I guess on an empirical level, taking someone else's Remembrall to stick it
(unbroken!) up a tree is worse than stealing potions supplies from a
professor so you can make a potion so you can sneak into someone else's dorm
room so you can learn if he's the Heir of Slytherin. And it's possible that
reporting a teacher to a staff member for being involved in a plot to steal a
valuable stone is not as bad as trying to get a teacher fired from his
position for incompetence. And kicking a cat is certainly not as bad as
trying to get a Hippogryff decapitated, no matter what that Hippogryff did to
you.
And knocking a classmate out isn't as bad as insulting him.
Oh, wait, um, no. I'm not so sure about that last one. Given that the
stunning was inadvertent, and caused because of the simultaneous set of
spells rather than the individual spells themselves, I can't personally
determine that one is worse than another. But that's just because I still
believe that "Sticks & Stones" rhyme, and think that giving someone the
Furnunculus curse because he insulted you isn't as practical as shoving him
out the door and spell-locking it so he can't get back in. But that
wouldn't've been half as dramatic as it was.
> Besides, the things you enumerate are really very mild rule breaking
> on H R& R part. The point about the Slytherins is, I think, that they
> are willing to do things that are clearly not moral in order to
> achieve their goals. Any person might sometimes ventures into morally
>
> grey areas, especially when trying to achieve an important goal, but
> the Slytherins are depicted as people who easily go into morally
> black (=obviously wrong) areas when it comes to fulfilling
Okay, I clearly missed this part among the students who are currently there.
Can you show me some scenes in canon which show Slytherins doing things (i.e.
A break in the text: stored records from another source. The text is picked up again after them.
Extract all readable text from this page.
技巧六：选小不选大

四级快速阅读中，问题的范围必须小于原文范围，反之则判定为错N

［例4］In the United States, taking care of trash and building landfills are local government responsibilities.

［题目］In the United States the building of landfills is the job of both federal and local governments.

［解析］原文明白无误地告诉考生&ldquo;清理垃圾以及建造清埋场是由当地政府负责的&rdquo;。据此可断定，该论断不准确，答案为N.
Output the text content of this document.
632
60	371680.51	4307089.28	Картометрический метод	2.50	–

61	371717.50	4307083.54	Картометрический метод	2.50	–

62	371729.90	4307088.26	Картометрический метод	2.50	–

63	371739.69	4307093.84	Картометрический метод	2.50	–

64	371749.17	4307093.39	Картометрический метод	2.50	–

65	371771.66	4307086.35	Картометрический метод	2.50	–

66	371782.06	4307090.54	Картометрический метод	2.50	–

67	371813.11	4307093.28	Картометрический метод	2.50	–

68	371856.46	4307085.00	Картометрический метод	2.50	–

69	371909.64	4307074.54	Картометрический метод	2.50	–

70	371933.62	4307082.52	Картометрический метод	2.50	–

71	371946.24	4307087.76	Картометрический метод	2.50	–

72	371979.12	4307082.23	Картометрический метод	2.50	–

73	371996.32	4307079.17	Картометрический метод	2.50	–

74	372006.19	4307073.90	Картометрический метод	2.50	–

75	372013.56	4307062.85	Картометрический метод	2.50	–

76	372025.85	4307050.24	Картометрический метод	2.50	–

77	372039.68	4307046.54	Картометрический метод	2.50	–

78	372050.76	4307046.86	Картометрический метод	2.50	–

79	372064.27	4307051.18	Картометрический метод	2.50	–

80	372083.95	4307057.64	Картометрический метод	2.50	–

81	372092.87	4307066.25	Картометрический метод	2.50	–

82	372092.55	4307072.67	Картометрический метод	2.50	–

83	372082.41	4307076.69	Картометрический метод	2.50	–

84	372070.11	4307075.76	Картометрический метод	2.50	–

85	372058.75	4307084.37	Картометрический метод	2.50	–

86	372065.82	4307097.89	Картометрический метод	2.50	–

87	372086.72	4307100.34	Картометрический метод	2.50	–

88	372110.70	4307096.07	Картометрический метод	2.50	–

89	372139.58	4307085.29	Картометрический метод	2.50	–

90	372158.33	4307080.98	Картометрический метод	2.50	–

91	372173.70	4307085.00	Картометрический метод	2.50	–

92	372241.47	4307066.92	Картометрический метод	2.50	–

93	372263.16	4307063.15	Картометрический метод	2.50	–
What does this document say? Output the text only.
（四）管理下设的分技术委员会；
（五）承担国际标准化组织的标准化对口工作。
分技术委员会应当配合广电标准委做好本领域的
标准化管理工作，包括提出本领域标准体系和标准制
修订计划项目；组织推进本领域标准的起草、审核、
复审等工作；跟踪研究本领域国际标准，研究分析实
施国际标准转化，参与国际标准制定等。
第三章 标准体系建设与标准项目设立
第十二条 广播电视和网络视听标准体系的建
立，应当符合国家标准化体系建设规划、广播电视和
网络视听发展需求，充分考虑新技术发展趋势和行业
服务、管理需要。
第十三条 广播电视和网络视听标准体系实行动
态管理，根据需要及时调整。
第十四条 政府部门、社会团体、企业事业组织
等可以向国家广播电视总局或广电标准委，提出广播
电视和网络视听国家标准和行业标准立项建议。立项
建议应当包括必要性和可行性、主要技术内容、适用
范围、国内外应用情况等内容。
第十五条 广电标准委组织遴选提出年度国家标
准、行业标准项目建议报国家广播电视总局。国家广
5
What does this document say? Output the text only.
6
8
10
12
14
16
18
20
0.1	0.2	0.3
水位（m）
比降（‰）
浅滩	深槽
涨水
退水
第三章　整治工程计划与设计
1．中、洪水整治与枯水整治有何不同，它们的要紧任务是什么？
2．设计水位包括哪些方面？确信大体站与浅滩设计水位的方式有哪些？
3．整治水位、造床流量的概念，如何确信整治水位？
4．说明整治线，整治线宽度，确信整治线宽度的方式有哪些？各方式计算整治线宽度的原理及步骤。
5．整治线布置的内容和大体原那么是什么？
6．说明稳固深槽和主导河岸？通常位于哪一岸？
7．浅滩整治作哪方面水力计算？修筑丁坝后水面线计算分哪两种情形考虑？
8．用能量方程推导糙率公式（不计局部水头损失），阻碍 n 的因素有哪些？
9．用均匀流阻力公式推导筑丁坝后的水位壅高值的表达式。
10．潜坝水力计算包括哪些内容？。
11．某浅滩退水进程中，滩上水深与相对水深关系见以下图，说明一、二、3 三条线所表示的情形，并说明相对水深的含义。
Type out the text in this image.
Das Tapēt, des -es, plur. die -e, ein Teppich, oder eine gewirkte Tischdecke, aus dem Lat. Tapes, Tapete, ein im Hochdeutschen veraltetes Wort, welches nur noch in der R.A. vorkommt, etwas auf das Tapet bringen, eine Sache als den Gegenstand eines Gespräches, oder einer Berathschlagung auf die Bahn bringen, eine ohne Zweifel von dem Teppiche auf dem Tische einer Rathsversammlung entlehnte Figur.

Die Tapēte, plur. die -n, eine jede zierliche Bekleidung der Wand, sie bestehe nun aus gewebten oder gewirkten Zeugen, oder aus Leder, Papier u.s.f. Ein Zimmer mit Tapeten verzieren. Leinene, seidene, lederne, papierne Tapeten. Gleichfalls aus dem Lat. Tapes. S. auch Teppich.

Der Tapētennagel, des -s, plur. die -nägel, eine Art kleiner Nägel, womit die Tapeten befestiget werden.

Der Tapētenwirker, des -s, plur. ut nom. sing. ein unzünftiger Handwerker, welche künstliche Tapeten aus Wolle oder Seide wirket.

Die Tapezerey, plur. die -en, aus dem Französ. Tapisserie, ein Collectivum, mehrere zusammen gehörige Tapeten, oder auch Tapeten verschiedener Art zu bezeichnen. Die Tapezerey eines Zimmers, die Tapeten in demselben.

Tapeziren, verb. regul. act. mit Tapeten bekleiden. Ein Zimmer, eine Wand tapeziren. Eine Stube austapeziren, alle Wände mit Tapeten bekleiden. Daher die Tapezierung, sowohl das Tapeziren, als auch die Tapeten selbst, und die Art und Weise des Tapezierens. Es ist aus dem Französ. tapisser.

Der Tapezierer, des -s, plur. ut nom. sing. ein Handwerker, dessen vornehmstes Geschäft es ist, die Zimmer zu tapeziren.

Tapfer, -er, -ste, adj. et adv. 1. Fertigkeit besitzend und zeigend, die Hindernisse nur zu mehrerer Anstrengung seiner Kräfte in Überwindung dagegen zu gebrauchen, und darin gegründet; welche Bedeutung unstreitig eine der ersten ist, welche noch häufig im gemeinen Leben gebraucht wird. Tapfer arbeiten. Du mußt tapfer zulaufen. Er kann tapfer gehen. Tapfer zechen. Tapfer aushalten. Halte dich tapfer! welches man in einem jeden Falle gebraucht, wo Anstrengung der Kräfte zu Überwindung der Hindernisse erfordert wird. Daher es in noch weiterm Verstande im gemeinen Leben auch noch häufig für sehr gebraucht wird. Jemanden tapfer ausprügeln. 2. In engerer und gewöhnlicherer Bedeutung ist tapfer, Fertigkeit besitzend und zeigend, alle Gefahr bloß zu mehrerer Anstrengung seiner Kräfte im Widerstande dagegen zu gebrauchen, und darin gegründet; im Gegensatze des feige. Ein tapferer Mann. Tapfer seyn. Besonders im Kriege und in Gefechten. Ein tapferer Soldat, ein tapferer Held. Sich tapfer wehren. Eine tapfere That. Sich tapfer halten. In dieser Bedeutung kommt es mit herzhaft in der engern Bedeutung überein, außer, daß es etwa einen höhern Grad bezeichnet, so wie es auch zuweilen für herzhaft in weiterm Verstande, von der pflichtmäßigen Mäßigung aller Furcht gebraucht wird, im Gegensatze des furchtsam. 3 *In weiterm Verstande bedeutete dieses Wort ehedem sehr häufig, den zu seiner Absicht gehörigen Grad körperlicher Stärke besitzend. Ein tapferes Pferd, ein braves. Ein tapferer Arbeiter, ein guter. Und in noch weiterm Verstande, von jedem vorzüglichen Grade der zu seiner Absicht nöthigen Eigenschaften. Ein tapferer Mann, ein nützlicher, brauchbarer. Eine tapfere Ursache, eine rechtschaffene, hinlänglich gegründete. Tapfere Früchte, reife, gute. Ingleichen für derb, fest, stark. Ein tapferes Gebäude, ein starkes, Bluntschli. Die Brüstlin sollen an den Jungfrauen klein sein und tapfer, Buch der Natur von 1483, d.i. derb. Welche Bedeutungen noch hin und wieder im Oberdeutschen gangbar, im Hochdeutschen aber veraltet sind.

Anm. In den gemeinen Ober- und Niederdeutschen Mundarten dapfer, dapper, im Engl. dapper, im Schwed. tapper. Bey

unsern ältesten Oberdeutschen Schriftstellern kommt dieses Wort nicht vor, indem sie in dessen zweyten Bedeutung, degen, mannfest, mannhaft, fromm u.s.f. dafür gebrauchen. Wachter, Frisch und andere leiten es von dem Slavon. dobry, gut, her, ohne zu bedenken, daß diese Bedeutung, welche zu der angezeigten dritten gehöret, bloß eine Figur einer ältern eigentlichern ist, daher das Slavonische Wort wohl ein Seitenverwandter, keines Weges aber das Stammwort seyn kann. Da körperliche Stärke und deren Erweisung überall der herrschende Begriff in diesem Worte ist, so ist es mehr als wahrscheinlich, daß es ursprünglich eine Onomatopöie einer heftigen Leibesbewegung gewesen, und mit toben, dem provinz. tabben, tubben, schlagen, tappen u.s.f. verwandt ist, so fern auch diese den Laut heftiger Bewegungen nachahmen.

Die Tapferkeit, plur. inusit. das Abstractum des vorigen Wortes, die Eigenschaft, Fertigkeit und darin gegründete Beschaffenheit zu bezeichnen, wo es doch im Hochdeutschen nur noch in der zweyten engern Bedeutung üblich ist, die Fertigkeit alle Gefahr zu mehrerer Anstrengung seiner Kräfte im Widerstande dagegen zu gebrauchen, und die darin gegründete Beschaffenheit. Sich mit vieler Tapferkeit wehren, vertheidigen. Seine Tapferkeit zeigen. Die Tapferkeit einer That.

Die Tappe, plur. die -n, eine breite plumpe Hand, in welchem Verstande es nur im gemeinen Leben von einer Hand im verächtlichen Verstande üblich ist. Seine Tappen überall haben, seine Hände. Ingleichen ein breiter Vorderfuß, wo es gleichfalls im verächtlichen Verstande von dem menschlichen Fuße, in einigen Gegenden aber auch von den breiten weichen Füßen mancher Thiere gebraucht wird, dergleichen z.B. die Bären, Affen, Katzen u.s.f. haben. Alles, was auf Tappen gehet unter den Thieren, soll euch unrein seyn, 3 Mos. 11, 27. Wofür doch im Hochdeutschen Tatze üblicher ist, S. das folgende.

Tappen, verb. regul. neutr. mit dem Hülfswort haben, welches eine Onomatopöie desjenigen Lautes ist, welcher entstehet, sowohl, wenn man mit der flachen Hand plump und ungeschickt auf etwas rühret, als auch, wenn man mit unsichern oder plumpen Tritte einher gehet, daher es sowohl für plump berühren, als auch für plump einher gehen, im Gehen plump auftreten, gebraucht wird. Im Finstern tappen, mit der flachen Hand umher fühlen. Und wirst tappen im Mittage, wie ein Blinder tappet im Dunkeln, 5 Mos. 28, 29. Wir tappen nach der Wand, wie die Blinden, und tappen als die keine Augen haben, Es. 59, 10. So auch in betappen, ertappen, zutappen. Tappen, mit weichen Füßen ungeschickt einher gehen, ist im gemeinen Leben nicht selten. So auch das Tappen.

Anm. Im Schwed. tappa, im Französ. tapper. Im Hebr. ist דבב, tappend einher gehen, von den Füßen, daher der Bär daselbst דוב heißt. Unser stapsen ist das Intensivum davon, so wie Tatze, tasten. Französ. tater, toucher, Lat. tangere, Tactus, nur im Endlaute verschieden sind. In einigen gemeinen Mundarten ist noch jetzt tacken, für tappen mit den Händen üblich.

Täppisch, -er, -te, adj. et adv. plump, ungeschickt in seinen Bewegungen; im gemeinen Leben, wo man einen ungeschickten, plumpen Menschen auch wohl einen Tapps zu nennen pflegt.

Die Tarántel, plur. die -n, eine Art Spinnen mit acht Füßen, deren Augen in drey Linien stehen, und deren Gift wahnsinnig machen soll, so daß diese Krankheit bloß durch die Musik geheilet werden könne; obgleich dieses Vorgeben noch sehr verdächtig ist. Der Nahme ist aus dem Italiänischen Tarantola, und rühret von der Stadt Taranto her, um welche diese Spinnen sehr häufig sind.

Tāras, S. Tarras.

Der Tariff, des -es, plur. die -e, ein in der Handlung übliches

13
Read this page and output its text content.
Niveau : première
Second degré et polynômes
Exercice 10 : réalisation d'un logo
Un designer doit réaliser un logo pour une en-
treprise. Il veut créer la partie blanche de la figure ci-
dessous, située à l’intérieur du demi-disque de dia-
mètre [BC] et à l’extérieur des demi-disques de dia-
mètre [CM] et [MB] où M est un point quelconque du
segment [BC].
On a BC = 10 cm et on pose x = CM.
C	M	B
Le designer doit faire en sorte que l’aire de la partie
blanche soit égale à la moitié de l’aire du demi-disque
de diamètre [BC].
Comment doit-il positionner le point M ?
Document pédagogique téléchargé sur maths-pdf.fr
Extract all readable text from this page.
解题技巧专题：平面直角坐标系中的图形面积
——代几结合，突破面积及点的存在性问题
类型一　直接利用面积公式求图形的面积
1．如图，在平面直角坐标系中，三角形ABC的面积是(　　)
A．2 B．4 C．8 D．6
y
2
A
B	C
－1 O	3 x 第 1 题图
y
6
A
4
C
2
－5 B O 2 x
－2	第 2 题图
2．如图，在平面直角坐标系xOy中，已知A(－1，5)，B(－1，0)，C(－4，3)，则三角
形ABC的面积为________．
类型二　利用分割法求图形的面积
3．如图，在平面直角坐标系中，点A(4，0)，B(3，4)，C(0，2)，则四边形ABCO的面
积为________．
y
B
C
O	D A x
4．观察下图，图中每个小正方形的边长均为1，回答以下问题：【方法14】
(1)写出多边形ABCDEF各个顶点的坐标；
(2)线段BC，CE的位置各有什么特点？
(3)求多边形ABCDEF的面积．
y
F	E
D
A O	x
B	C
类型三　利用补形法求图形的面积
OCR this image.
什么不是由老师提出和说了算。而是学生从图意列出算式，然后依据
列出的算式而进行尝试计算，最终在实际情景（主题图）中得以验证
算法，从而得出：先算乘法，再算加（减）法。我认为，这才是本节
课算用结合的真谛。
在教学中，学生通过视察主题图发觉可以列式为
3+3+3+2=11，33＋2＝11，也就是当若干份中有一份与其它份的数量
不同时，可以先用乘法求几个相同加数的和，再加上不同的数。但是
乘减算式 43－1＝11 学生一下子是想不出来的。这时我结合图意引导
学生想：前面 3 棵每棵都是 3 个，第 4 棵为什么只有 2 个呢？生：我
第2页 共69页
not just *saying* things) in which they're venturing into morally black
areas? I guess possibly the scene where 4 of them dress as Dementors to freak
Harry out, but they clearly knew they wouldn't be able to have the power to
suck out his happy thoughts and make him see horrible things, and they
already knew that Dumbledore would be able to stop him if he fell. And I
certainly don't think that Dumbledore considered some of the things that
H-R-H do as mild rulebreaking - look at his reaction when Ron and Harry flew
to school!
All this is meant to say is that I don't think that we can look at Slytherins
as "all black" (no reference to the NZ team here) without seeing a little
more of the current crop of students.